Volvo stawia na szybką elektryfikację, do 2030 roku marka stanie się w pełni elektryczna. Czy w obliczu gwałtownych wzrostów cen surowców do produkcji ogniw akumulatorów firma nie podejmuje zbyt dużego ryzyka, uzależniając się tak mocno od aut bateryjnych?
Ceny litu w ostatnich latach rzeczywiście gwałtownie wzrosły, ale obecnie już spodziewamy się spadków. Prowadzimy rozmowy z firmami, które zarówno wydobywają lit, jak i go przetwarzają, by był zdatny do produkcji ogniw. Wąskie gardło w tym momencie stanowi ten drugi proces, jednak i tu należy się spodziewać poprawy jego efektywności. Jednocześnie obserwujemy rozwój innych składów chemicznych dla katod i anod w ogniwach pozwalających ograniczyć proporcję litu. W przyszłości spodziewamy się też możliwości odzyskiwania litu ze zużytych akumulatorów na dużą skalę, czyli tzw. urban mining. To będzie bardzo cenny zasób.
Myślę też, że z racji rozwoju infrastruktury ładowania klienci nie będą oczekiwać zasięgów 500 czy 600 km. Akumulatory będą mogły być mniejsze, bo przybędzie punktów szybkiego ładowania. Oczywiście, jeszcze nie jesteśmy w tym punkcie, ale to nastąpi szybciej, niż można się tego spodziewać. Przejście na napędy elektryczne nie będzie przebiegać linearnie, tylko w pewnym momencie nastąpi gwałtowny skok ich popularności – jak z laptopami czy smartfonami.
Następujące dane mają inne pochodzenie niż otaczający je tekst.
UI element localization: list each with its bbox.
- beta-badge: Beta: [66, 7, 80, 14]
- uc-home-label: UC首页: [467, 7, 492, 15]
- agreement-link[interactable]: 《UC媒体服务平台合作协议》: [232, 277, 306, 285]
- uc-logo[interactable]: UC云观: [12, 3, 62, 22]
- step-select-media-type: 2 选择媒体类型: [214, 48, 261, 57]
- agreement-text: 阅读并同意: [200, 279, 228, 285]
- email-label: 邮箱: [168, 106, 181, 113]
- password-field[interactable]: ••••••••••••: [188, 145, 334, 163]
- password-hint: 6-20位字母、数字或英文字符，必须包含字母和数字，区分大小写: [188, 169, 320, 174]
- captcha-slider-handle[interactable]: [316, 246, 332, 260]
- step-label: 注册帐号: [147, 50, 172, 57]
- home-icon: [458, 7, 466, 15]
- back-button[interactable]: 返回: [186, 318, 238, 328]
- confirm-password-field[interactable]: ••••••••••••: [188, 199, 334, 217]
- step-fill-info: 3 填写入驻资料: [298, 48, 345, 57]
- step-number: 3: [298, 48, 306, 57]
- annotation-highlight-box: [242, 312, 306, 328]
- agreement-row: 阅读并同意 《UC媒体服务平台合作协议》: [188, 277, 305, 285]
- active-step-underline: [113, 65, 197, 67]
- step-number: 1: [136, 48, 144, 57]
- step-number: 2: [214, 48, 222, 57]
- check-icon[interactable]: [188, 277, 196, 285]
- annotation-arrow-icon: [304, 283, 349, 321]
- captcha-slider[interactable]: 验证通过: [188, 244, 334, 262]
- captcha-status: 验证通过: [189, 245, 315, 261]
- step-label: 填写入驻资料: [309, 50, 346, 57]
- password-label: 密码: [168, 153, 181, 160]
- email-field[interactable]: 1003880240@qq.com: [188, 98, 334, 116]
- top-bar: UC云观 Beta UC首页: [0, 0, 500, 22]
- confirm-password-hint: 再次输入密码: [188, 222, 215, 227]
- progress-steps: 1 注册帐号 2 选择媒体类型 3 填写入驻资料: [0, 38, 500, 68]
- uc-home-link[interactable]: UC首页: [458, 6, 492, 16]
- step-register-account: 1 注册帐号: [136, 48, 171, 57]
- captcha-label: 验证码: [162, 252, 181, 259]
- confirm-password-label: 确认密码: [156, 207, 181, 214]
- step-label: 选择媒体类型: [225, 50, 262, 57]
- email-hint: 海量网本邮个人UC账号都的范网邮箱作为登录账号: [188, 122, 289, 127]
Spodziewam się, że to wydarzy się to w 2025 roku, wówczas udział elektryków w sprzedaży w wielu krajach w Europie powinien już przekroczyć 50 proc. Norwegia jest tu najlepszym przykładem, jak szybko to może nastąpić.
Jako producent nie możemy czekać, aż uda się pokonać wszystkie czynniki hamujące rozwój, bo wtedy będziemy spóźnieni na samym starcie. Dlatego od trzech lat intensywnie inwestujemy w rozwój elektrycznych aut. Po to, by być idealnie gotowym na moment, kiedy popyt na elektryki dosłownie wybuchnie.